Il filo del racconto si perde, la macchina da presa vaga traballando fra buie inquadrature, filma rane e girini trovati nel giardino della villa di Voronoff. Una voce fuori campo pronuncia più volte le stesse frasi in contesti diversi, quasi un’ossessione. Le pellicole di archivio ci mostrano scimmie usate dal medico per esperimenti atti a vitalizzare, con il trapianto di parte dei loro genitali, ricchi uomini nella Belle époque. Assurda teoria che portò il Voronoff, dopo un successo iniziale, ad essere in poco tempo dimenticato.

La musica è onorata con una sezione dedicata, “Let The Music Play, nella quale si celebra un gruppo storico, the Crimson King e un Dj, Laurent Garnier.

In the Court of the Crimson King di Toby Amies (in versione work in progress) non è la semplice celebrazione di un gruppo che ha fatto la storia del rock – si legge sul catalogo in una nota di Emanuele Sacchi – ma l’intima confessione da parte di Robert Fripp e degli altri componenti della band sul senso di una vita dedicata all’arte. Un film straordinario, presentato in prima assoluta.

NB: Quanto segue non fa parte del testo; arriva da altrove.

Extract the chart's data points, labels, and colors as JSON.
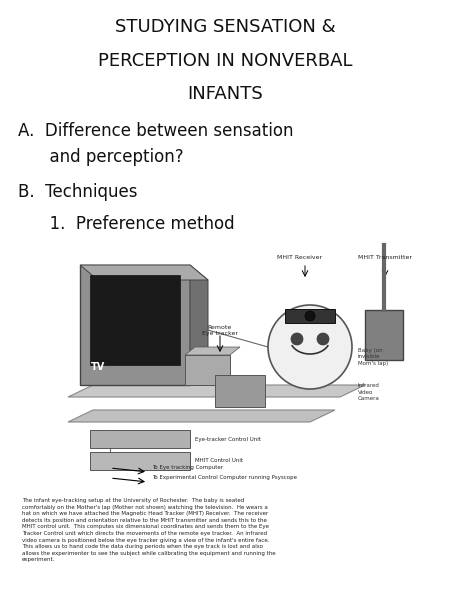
{
  "title_line1": "STUDYING SENSATION &",
  "title_line2": "PERCEPTION IN NONVERBAL",
  "title_line3": "INFANTS",
  "item_A1": "A.  Difference between sensation",
  "item_A2": "      and perception?",
  "item_B": "B.  Techniques",
  "item_1": "      1.  Preference method",
  "title_fontsize": 13,
  "body_fontsize": 12,
  "small_fontsize": 4.5,
  "caption_fontsize": 4.0,
  "bg_color": "#ffffff",
  "text_color": "#111111",
  "fig_width": 4.5,
  "fig_height": 6.0,
  "caption": "The infant eye-tracking setup at the University of Rochester.  The baby is seated\ncomfortably on the Mother's lap (Mother not shown) watching the television.  He wears a\nhat on which we have attached the Magnetic Head Tracker (MHIT) Receiver.  The receiver\ndetects its position and orientation relative to the MHIT transmitter and sends this to the\nMHIT control unit.  This computes six dimensional coordinates and sends them to the Eye\nTracker Control unit which directs the movements of the remote eye tracker.  An infrared\nvideo camera is positioned below the eye tracker giving a view of the infant's entire face.\nThis allows us to hand code the data during periods when the eye track is lost and also\nallows the experimenter to see the subject while calibrating the equipment and running the\nexperiment."
}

Il film dedicato a Laurent Garnier, Dj fra i più apprezzati al mondo e pioniere della musica techno, è diretto da Gabin Rivoire e traccia il percorso artistico di Laurent e la sua affermazione sulla scena musicale dagli anni '80 ad oggi. Attraverso esclusive immagini d’archivio e filmati del recente tour mondiale, l’artista vi ripercorre la sua vita, da figlio di un proprietario di luna park a Cavaliere della Legion d'Onore, tutto grazie alla sua incontenibile passione per la musica fin da quando era un ragazzino.

Il racconto della sua vita descrive la vera storia dell'ultima grande rivoluzione musicale del XX secolo. Lo vediamo esibirsi davanti a 15.000 persone al Sonar Festival di Barcellona, al Bassiani in Georgia, considerato tra i locali più noti di musica techno, passando per i club affollati di Tokyo, dalla leggendaria pista da ballo dell'Hacienda di Manchester alle stradine secondarie dei vicoli di Detroit. Il docu-film è impreziosito da interviste e testimonianze dei suoi colleghi Dj e di tutti coloro con cui ha lavorato. E ci svela pure il segreto di come abbia resistito alla tossicità di serate frequenti, turbinose, con sempre maggior successo: la validità della sua vita privata con la compagna.